1. What are some seasonal maintenance checks I can do myself?

In between car service trips, you should ensure that your battery is clean and that it has enough water. Because of the chemical reaction between electrodes (terminals) and the electrolyte (solution inside the battery), cables and terminals can get corroded over time.

All you need is a little clean water and some baking soda to make a paste. Be sure to wear rubber gloves and some goggles to protect yourself. Use a soft, non-metal brush to clean the top of the battery and then the cables. Wipe off with a damp cloth until all the baking soda is gone. When disconnecting cables to clean, always start with the negative terminal and do not force if stuck; use a cable puller instead.

To check the electrolyte levels, gently remove battery cell covers. The top of the battery should be very clean to prevent dirt from getting into the electrolyte. The electrolyte should be at about 0.5in about the top of the plates. All cells should have the same amount of electrolyte. Fill up to the right level using distilled water, not tap water. If any of the cells has significantly lower electrolyte than the others, this might indicate a leak that should be fixed professionally.

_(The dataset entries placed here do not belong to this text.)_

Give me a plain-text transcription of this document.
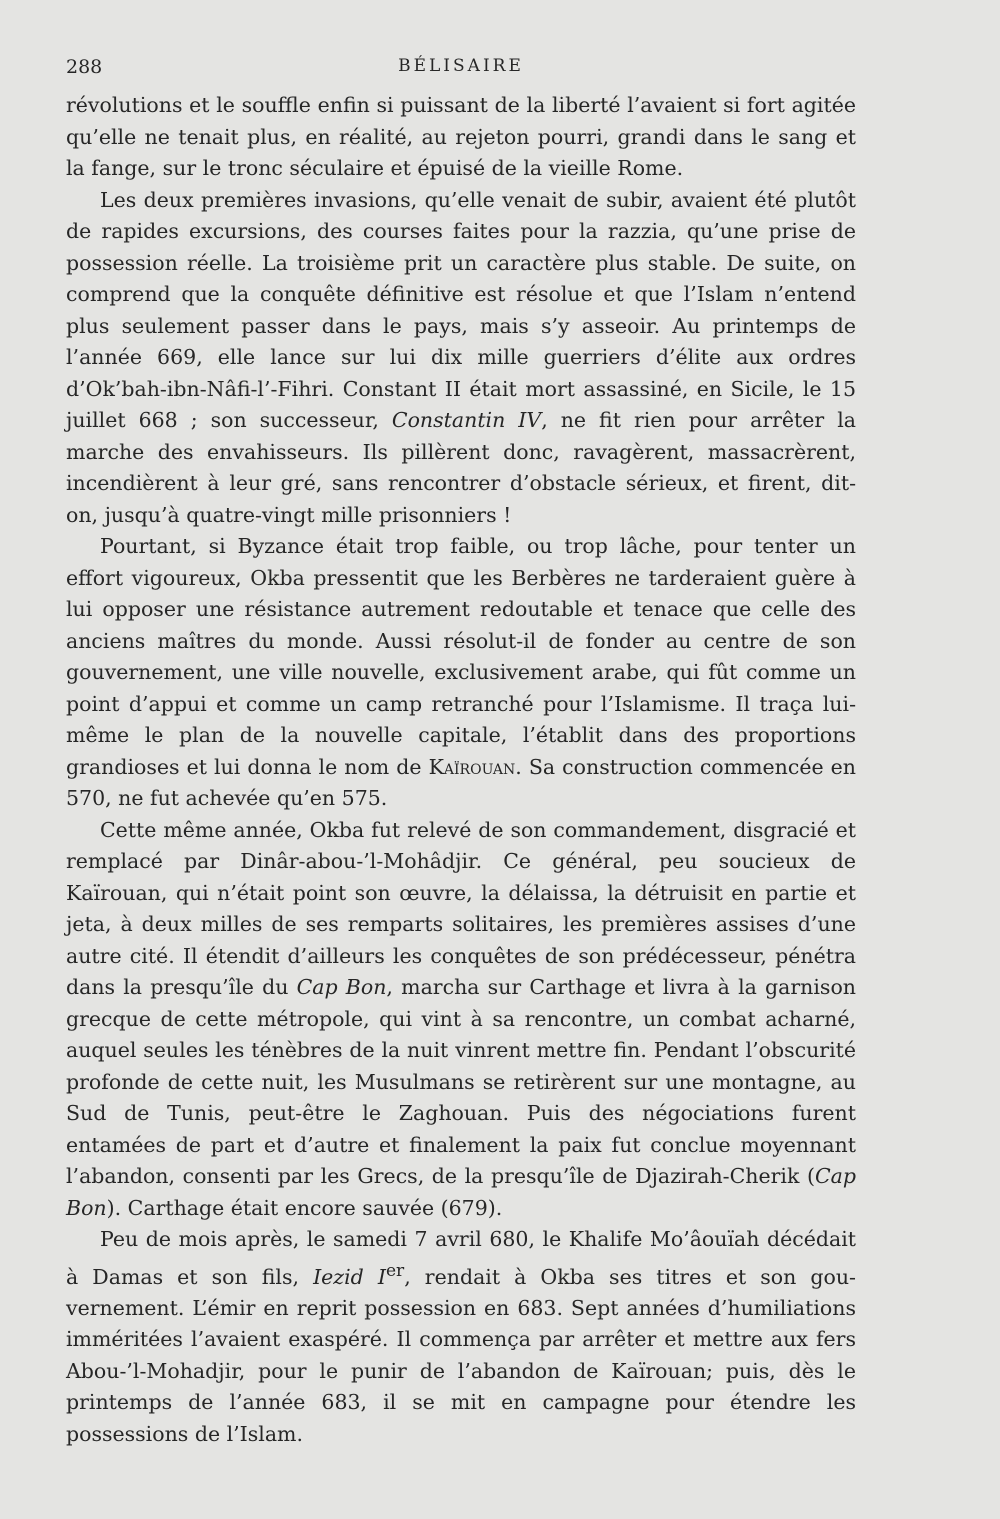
288	BÉLISAIRE

révolutions et le souffle enfin si puissant de la liberté l’avaient si fort agitée qu’elle ne tenait plus, en réalité, au rejeton pourri, grandi dans le sang et la fange, sur le tronc séculaire et épuisé de la vieille Rome.

Les deux premières invasions, qu’elle venait de subir, avaient été plutôt de rapides excursions, des courses faites pour la razzia, qu’une prise de possession réelle. La troisième prit un caractère plus stable. De suite, on comprend que la conquête définitive est résolue et que l’Islam n’entend plus seulement passer dans le pays, mais s’y asseoir. Au printemps de l’année 669, elle lance sur lui dix mille guerriers d’élite aux ordres d’Ok’bah-ibn-Nâfi-l’-Fihri. Constant II était mort assassiné, en Sicile, le 15 juillet 668 ; son successeur, Constantin IV, ne fit rien pour arrêter la marche des envahisseurs. Ils pillèrent donc, ravagèrent, massacrèrent, incendièrent à leur gré, sans rencontrer d’obstacle sérieux, et firent, dit-on, jusqu’à quatre-vingt mille prisonniers !

Pourtant, si Byzance était trop faible, ou trop lâche, pour tenter un effort vigoureux, Okba pressentit que les Berbères ne tarderaient guère à lui opposer une résistance autrement redoutable et tenace que celle des anciens maîtres du monde. Aussi résolut-il de fonder au centre de son gouvernement, une ville nouvelle, exclusivement arabe, qui fût comme un point d’appui et comme un camp retranché pour l’Islamisme. Il traça lui-même le plan de la nouvelle capitale, l’établit dans des proportions grandioses et lui donna le nom de Kaïrouan. Sa construction commencée en 570, ne fut achevée qu’en 575.

Cette même année, Okba fut relevé de son commandement, disgracié et remplacé par Dinâr-abou-’l-Mohâdjir. Ce général, peu soucieux de Kaïrouan, qui n’était point son œuvre, la délaissa, la détruisit en partie et jeta, à deux milles de ses remparts solitaires, les premières assises d’une autre cité. Il étendit d’ailleurs les conquêtes de son prédécesseur, pénétra dans la presqu’île du Cap Bon, marcha sur Carthage et livra à la garnison grecque de cette métropole, qui vint à sa rencontre, un combat acharné, auquel seules les ténèbres de la nuit vinrent mettre fin. Pendant l’obscurité profonde de cette nuit, les Musulmans se retirèrent sur une montagne, au Sud de Tunis, peut-être le Zaghouan. Puis des négociations furent entamées de part et d’autre et finalement la paix fut conclue moyennant l’abandon, consenti par les Grecs, de la presqu’île de Djazirah-Cherik (Cap Bon). Carthage était encore sauvée (679).

Peu de mois après, le samedi 7 avril 680, le Khalife Mo’âouïah décédait à Damas et son fils, Iezid Ier, rendait à Okba ses titres et son gouvernement. L’émir en reprit possession en 683. Sept années d’humiliations imméritées l’avaient exaspéré. Il commença par arrêter et mettre aux fers Abou-’l-Mohadjir, pour le punir de l’abandon de Kaïrouan; puis, dès le printemps de l’année 683, il se mit en campagne pour étendre les possessions de l’Islam.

2. How can I tell my battery is failing?

There are many ways to know whether you're low on charge or your battery is failing. Common causes of low battery charge include:

  • Taking short trips, as this doesn't allow proper charging

  • Adding too many accessories or using them when the engine is off, e.g. listening to the radio when cleaning the car

  • Running the battery close to its expiry

You can tell whether your battery is failing by trying to turn on the headlights when the engine is running idle. Try to rev the engine and see whether the headlights brighten and dim back when you stop revving. Also if you notice that the car starter turns slowly, schedule a service appointment as it may be battery may be failing or your alternator wiring malfunctioning.

Finally inspect your fan belt to see whether it is cracked, glazed, loose or frayed. You may simply need to service it, or it may require replacement.